Desde então, o Ministério Público informou ter meios para
propor ações judiciais contra o
presidente da Câmara, a direção
administrativa e a Mesa Diretora
da Casa.
A minuta do projeto de lei propõe uma revolução no sistema
dos CNEs. No capítulo das proibições, as mais importantes são: 1)
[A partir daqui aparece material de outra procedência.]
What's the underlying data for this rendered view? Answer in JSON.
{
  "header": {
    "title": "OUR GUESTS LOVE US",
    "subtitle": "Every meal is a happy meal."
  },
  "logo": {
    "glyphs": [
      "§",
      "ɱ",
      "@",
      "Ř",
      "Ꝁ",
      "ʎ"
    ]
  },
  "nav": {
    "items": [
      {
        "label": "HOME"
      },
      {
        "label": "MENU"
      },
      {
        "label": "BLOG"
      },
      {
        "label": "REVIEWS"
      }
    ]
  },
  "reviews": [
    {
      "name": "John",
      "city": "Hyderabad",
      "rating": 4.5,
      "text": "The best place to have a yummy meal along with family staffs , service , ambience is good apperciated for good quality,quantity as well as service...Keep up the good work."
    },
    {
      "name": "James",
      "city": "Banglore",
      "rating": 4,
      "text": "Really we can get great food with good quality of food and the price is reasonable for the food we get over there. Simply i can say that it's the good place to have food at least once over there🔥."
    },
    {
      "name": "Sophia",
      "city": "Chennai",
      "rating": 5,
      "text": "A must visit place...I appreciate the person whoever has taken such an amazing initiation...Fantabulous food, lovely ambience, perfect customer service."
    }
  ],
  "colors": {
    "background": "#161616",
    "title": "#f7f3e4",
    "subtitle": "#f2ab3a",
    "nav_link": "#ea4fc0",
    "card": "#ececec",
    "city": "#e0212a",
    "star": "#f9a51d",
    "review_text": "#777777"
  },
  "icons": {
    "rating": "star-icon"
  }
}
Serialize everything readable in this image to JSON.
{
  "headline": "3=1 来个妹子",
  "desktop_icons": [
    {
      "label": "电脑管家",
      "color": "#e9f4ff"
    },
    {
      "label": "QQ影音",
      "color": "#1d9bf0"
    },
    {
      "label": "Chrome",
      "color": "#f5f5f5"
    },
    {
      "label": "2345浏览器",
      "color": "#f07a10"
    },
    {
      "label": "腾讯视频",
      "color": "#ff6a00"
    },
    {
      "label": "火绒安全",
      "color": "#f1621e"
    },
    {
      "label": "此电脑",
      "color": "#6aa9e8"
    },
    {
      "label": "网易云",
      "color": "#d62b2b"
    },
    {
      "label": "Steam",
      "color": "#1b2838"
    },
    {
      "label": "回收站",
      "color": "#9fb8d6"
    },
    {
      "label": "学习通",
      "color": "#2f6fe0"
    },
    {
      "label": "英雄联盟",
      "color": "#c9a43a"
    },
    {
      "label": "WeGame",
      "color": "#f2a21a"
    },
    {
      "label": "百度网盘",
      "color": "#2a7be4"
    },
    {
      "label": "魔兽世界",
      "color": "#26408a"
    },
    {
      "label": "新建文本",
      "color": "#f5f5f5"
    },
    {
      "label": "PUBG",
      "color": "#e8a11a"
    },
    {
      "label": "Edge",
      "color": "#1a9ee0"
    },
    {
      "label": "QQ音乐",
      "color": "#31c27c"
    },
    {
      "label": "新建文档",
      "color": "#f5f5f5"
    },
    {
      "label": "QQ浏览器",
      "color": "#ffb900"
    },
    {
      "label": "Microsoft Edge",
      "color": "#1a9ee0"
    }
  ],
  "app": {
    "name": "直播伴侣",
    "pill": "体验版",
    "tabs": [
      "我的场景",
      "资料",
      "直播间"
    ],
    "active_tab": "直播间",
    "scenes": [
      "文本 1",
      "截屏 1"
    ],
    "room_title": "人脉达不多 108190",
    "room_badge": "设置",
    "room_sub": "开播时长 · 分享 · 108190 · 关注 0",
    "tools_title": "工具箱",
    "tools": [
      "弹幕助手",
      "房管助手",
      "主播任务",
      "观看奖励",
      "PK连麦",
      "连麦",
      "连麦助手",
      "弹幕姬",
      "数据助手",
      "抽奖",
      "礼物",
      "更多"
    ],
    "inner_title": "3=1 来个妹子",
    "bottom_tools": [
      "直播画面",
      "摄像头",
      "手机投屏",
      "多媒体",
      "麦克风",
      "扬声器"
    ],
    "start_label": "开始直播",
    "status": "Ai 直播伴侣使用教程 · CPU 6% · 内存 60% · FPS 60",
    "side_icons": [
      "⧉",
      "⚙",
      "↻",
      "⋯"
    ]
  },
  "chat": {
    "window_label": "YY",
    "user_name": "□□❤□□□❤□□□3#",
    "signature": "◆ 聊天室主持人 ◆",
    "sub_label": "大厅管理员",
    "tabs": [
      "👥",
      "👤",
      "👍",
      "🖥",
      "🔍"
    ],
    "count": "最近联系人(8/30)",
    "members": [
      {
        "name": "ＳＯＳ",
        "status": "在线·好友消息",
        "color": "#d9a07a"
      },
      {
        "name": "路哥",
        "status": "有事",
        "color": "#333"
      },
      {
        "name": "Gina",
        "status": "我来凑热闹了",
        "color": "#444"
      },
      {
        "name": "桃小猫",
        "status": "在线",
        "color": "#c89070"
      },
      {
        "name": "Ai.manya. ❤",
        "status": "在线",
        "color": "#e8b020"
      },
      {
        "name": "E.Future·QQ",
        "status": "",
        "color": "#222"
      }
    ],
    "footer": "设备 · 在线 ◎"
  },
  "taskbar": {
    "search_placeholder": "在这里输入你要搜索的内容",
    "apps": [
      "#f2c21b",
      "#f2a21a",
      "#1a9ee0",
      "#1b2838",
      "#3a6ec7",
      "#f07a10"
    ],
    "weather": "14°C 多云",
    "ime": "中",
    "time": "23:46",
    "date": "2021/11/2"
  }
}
utilização do CNE para "atividades de arregimentação de filiados,
de estruturação ou complementação da burocracia interna dos
partidos políticos, em campanhas
eleitorais e em outras atividades
de cunho eleitoral"; 2) exercer
função "em gabinetes dos deputados ou nas respectivas projeções
nos Estados ou no Distrito Federal" (a Folha havia revelado que
vários deputados, como o próprio
João Paulo, usavam CNEs em
seus escritórios estaduais); 3) trabalhar fora da Câmara, em hipótese alguma, os CNEs de alguns
setores, tais como a Cope (Coordenação de Programas Especiais,
onde a reportagem encontrou
trabalhando apenas quatro, de
130 CNEs existentes); 4) a contratação de parentes de deputados (a
reportagem havia apontado a
existência de 50 deles).
A proposta da Secretaria de
Controle Interno admite a possibilidade de os CNEs desempenharem tarefas fora de Brasília,
mas só para alguns setores da Casa e sempre no limite máximo de
30% dos cargos.
Cada trabalho externo deverá
ainda ser autorizado pela presidência da Câmara "em processo
administrativo específico". O
processo deverá dizer o período
previsto para o exercício externo
do cargo, as atribuições, o horário
de trabalho, o endereço residencial do CNE, o endereço do trabalho e "o responsável por atestar a
freqüência do servidor".
Não existe hoje tal processo -o
responsável pelo lugar em que o
CNE está lotado simplesmente o
"libera", informal e verbalmente,
para atuar em outro Estado.
A minuta do projeto de lei também sugere uma forte transparência em relação ao controle do
trabalho do CNE: "As atividades
desempenhadas fora das dependências da Câmara dos Deputados deverão ser diariamente registradas na extranet".
A divulgação seria feita por
meio de um aplicativo que registrasse "o horário de alimentação
dos dados, a fim de subsidiar a devida aferição do cumprimento do
horário de trabalho estabelecido".
Desvio
"O que não pode haver em relação aos CNEs é a disfunção dos
cargos, o descontrole de suas
atuações e a desconfiança de que
realmente estão todos eles exercendo atividade parlamentar",
afirmou Lucas Furtado, o procurador-geral do Ministério Público
no TCU (Tribunal de Contas da
União). No ano passado, Furtado
pediu que a Secretaria de Controle Interno da Câmara realizasse
uma auditoria entre os ocupantes
de cargo de natureza especial, depois da publicação das reportagens da Folha. De acordo com ele,
as nomeações devem vir acompanhadas de um "controle".